In with the New

Yesterday the deal went through with my new condo. I am really excited to get out of Familyland and escape the burbs. I guess this is me accepting my unfamiliedness and realizing that I will not be unsingle anytime soon.

My new place is smack dab in the middle of it all steps away from the trendiness of Whyte Ave, intellectual jungle of University, and almost happening downtown core. Within walking (or even spitting) distance to most of my favorite restaurants, I suppose the fact that my kitchen is half the size won`t bother me much.

I now have an amazing view, only catching the sunrise (strategically placed train tracks leading east will prohibit any developmental obstructions) but also sunset over the river. Over 12 times larger than New York City`s Central Park, Edmonton`s river valley is the largest stretch of urban parkland in North America. My balcony will be prime seats for the Canada Day fireworks and the Legislative building which is so nicely lit up at night.

The paths and trails out my front door lead through the greenbelt to various parks and the choices for activities are endless. There are 58 km of paved trails, 39 km of granulated trails, 28 km of pedestrian trails, 7 km of equine trails, and 48 km of ski trails. The valley also includes: 2 ski hills, 6 golf courses, 1 driving range, 29 day campsites, an equine centre, 25 picnic sites, 2 outdoor pools, 70 staircases, 95 viewpoints, 6 toboggan hills, 58 minor bridges and 5 major bridges.

Most of all, I am looking forward to not really having all this housework and “stuff” on my head. Maintaining a property has begun to wear on me and is no longer the fun times it used to be. I remember when I used to look forward to mowing the lawn or shoveling snow off the sidewalk. Those days have past…for now, at least. My highrise has a pool, gym and garbage chute. They are even letting me keep my kitty which is a bonus because what`s life without a little Magic?
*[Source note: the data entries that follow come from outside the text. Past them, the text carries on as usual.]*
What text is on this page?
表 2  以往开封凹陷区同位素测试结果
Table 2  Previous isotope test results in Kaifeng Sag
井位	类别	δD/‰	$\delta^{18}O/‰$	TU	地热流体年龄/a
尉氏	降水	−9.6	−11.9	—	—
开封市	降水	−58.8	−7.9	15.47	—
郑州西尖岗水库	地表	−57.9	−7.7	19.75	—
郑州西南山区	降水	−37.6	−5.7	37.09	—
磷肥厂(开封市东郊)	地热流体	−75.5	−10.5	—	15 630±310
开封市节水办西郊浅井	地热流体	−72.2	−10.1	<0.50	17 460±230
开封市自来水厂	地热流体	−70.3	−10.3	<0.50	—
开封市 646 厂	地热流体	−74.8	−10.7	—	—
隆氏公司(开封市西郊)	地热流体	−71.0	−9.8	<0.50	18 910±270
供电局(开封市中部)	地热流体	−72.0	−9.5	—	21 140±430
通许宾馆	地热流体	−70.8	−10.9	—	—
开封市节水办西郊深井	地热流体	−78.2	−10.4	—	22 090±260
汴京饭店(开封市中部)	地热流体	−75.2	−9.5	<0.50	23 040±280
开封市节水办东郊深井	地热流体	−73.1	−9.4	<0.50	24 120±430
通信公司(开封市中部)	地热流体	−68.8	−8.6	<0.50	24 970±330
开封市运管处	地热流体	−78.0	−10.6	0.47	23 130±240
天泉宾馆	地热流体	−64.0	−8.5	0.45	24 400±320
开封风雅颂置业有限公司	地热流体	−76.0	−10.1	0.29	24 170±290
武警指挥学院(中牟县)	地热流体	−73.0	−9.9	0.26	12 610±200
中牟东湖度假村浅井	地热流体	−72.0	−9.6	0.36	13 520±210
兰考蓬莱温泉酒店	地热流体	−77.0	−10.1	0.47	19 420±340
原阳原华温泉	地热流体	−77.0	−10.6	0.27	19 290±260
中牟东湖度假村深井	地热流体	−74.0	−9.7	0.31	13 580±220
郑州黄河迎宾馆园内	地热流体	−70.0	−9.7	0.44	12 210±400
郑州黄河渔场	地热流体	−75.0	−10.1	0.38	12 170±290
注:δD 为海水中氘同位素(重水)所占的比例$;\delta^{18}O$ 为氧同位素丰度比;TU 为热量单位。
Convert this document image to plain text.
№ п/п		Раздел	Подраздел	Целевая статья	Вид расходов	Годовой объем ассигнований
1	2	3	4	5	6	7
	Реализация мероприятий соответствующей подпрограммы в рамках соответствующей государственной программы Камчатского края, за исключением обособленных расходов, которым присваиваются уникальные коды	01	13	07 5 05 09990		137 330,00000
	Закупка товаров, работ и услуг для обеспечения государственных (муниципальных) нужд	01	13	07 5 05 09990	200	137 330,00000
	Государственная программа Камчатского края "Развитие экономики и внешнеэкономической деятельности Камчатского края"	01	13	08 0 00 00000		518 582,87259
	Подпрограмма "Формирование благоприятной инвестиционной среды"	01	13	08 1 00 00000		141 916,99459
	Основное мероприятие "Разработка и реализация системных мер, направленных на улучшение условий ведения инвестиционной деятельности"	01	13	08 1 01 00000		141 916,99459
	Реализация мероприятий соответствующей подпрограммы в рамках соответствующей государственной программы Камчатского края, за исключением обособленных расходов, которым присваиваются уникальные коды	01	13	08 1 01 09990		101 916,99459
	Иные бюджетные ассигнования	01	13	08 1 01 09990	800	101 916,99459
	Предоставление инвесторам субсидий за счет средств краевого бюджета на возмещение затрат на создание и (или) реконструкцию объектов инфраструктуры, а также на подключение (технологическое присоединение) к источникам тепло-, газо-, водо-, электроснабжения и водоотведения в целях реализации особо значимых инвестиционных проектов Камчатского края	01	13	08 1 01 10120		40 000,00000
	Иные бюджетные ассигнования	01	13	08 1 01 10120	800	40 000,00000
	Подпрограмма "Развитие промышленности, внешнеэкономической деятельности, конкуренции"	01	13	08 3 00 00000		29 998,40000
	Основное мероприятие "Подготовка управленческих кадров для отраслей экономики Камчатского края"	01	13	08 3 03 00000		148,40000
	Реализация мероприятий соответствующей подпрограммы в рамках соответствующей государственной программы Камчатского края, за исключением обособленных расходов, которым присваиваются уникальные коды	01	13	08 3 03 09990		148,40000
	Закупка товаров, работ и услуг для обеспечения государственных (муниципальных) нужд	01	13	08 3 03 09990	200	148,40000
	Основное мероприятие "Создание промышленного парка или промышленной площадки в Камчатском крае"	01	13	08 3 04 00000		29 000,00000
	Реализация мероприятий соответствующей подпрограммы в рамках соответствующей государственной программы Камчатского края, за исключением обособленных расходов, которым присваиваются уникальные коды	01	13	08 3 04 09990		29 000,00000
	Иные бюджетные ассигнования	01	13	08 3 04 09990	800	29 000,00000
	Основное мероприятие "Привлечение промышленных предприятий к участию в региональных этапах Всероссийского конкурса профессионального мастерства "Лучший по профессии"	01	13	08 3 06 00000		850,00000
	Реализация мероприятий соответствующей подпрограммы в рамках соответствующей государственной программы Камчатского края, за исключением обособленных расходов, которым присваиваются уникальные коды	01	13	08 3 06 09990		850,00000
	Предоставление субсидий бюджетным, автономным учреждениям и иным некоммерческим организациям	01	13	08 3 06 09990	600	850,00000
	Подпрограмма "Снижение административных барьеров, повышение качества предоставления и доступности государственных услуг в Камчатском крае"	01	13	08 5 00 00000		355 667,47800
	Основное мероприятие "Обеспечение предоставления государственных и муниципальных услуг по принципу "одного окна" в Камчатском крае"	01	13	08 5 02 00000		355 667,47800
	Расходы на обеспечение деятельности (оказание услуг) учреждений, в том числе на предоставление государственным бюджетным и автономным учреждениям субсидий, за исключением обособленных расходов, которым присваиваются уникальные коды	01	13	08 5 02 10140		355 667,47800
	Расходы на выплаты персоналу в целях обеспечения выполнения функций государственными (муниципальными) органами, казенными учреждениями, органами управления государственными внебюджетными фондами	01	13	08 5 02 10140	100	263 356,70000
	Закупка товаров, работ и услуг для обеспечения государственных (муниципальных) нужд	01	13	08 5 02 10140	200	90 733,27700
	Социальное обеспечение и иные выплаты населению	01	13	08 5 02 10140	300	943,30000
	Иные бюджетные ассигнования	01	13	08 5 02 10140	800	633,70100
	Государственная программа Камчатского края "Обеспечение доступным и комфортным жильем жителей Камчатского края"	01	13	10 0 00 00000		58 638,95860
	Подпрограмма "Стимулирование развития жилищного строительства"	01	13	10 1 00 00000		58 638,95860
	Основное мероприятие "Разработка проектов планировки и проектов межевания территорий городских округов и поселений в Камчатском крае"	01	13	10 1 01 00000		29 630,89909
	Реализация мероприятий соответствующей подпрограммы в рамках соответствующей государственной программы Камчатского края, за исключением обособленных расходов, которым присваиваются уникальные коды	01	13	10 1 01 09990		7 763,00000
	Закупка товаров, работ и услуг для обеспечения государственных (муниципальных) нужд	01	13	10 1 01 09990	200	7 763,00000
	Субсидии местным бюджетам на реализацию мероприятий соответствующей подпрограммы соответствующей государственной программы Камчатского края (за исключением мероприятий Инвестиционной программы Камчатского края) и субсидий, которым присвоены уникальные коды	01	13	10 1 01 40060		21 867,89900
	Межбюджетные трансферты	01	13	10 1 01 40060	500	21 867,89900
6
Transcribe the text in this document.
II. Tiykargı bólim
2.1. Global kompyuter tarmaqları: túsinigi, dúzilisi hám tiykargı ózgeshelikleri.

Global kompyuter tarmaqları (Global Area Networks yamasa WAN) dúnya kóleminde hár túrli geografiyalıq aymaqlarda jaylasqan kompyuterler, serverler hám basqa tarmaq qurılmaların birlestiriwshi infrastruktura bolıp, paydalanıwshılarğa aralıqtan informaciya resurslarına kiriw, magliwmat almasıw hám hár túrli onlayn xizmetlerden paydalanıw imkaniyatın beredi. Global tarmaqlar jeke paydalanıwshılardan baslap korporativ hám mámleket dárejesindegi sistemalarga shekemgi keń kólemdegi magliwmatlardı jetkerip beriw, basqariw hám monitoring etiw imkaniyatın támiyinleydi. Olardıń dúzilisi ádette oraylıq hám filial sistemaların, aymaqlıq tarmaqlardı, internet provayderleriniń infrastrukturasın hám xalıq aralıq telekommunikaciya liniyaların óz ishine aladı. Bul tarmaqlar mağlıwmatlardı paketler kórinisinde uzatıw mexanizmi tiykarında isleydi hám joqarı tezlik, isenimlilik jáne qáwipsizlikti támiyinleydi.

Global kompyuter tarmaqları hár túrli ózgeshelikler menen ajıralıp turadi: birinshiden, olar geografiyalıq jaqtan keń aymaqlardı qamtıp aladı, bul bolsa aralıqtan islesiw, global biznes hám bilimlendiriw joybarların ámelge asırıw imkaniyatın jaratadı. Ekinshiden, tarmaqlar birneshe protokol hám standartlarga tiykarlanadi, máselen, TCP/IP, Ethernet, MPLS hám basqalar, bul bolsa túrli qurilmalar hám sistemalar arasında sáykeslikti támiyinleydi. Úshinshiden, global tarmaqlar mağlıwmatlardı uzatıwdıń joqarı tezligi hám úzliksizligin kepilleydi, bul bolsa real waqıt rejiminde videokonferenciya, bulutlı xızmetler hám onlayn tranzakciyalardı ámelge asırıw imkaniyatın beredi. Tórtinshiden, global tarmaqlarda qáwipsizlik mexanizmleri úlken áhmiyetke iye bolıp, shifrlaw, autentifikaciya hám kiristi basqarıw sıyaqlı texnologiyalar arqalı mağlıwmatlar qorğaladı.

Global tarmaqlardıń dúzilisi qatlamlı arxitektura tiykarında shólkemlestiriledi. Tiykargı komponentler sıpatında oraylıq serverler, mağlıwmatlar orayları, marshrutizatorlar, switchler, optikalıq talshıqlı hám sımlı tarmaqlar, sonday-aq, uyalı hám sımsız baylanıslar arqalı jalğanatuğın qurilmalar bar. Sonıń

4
I get to pare down my belongings because my living space is a quarter of what it is now. It`s somewhat refreshing to be forced to decide what I really need and what doesn`t serve me. I am ashamed to admit that I have slid slightly back into my packrat tendencies. Luckily I have caught this before any real accumulation could happen. My remedy of moving to smaller digs seems extreme but most logical.

Welcome to the world of condo boards and concentrated lifestyles. I will trade in the space and security of suburbia for the vitality and vigor of vertical living. I will allocate money to condo fees rather than the exhorbant rising price of gas as I will be able to bike most places. The cost per square foot may be higher but along with the faster pace is the reassurance I am indeed alive. I`ll sleep when I`m dead. It`s time to swap from laidback laziness to and energetic excitement. In many ways there will be a shift from isolation to interaction. My friends won`t get to complain about the trek to Pleasantville when they come to visit. I am sure it won`t be as quiet but I have a feeling I may have enjoyed the silence long enough.

Today I am grateful for transformation.